Aber ich bin die Reinkarnation des Lebens selbst. Ich blühe vor Blut und Fleisch und Kraft. Ich werde nie wieder meinen Gefühlen verfallen. Mit aller Macht werde ich dagegen kämpfen, das habe ich nun begriffen. Doch seinen Plan verstehe ich noch immer nicht.

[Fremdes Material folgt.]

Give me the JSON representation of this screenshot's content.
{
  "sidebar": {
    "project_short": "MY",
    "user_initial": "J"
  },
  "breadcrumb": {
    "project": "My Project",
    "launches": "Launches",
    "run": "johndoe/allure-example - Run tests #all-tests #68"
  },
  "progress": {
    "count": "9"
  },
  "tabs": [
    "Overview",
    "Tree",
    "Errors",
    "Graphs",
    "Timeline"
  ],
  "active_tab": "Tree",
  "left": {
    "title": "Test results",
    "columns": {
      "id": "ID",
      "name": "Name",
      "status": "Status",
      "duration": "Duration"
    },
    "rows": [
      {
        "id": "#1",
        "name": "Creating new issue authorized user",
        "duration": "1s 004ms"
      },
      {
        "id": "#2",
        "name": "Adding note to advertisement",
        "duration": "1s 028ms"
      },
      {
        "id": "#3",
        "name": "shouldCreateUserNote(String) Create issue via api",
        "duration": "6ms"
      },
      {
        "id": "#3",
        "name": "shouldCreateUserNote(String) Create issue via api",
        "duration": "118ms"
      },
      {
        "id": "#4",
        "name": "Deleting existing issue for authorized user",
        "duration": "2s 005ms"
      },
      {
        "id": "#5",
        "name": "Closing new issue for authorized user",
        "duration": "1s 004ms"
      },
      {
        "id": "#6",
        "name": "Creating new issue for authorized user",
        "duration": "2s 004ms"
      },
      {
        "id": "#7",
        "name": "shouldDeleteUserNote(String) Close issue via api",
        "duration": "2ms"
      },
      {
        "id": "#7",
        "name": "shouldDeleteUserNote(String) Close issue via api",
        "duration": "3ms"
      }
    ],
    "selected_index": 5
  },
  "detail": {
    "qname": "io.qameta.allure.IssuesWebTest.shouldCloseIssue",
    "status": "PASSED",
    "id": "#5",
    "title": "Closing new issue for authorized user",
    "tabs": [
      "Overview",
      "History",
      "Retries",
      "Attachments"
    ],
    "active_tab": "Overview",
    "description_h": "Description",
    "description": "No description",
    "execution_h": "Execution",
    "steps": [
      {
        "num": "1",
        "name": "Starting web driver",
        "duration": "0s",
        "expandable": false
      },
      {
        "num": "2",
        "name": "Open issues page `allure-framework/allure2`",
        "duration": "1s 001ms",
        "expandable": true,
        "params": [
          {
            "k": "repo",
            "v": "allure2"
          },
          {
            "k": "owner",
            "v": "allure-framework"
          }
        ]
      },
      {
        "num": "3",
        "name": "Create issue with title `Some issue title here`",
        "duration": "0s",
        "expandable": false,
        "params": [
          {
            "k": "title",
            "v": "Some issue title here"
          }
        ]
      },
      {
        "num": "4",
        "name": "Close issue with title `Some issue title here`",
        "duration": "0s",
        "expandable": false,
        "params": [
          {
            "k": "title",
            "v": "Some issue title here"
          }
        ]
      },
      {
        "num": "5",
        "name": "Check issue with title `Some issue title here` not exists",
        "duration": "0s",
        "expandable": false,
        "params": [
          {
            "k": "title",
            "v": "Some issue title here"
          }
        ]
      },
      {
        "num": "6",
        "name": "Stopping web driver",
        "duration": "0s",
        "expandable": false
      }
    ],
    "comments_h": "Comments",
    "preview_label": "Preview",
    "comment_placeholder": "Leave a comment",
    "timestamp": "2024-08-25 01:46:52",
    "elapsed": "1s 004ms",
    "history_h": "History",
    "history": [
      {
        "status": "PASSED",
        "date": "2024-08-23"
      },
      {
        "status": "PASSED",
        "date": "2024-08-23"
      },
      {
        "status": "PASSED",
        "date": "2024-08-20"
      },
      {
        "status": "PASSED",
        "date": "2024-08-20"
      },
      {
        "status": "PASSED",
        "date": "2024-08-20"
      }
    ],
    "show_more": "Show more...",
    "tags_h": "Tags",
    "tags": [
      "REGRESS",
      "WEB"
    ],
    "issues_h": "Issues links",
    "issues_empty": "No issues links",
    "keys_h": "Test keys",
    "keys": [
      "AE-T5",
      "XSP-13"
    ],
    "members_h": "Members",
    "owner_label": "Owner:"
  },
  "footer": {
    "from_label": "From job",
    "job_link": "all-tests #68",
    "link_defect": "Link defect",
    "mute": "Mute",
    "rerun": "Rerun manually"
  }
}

Er will nach Lamia reisen, sich durch den Dschungel schlagen und sich der Königin zu Füßen werfen. Aber wofür? Wohl kaum für eine Hand voll Lob und stolzer Worte! Ist sie es, die er will, ihr Blut vielleicht? Aber glaubt er denn, dass er das bekommen kann? Im Grunde ist es mir gleich, worauf er es abgesehen hat. Es gibt nichts, was diese Vampirin ihm bieten kann, was ich ihm nicht schon geboten habe. Ja irgendwann … vielleicht irgendwann … dann werde ich die Königin sein und über unsere eigene Nachkommenschaft herrschen.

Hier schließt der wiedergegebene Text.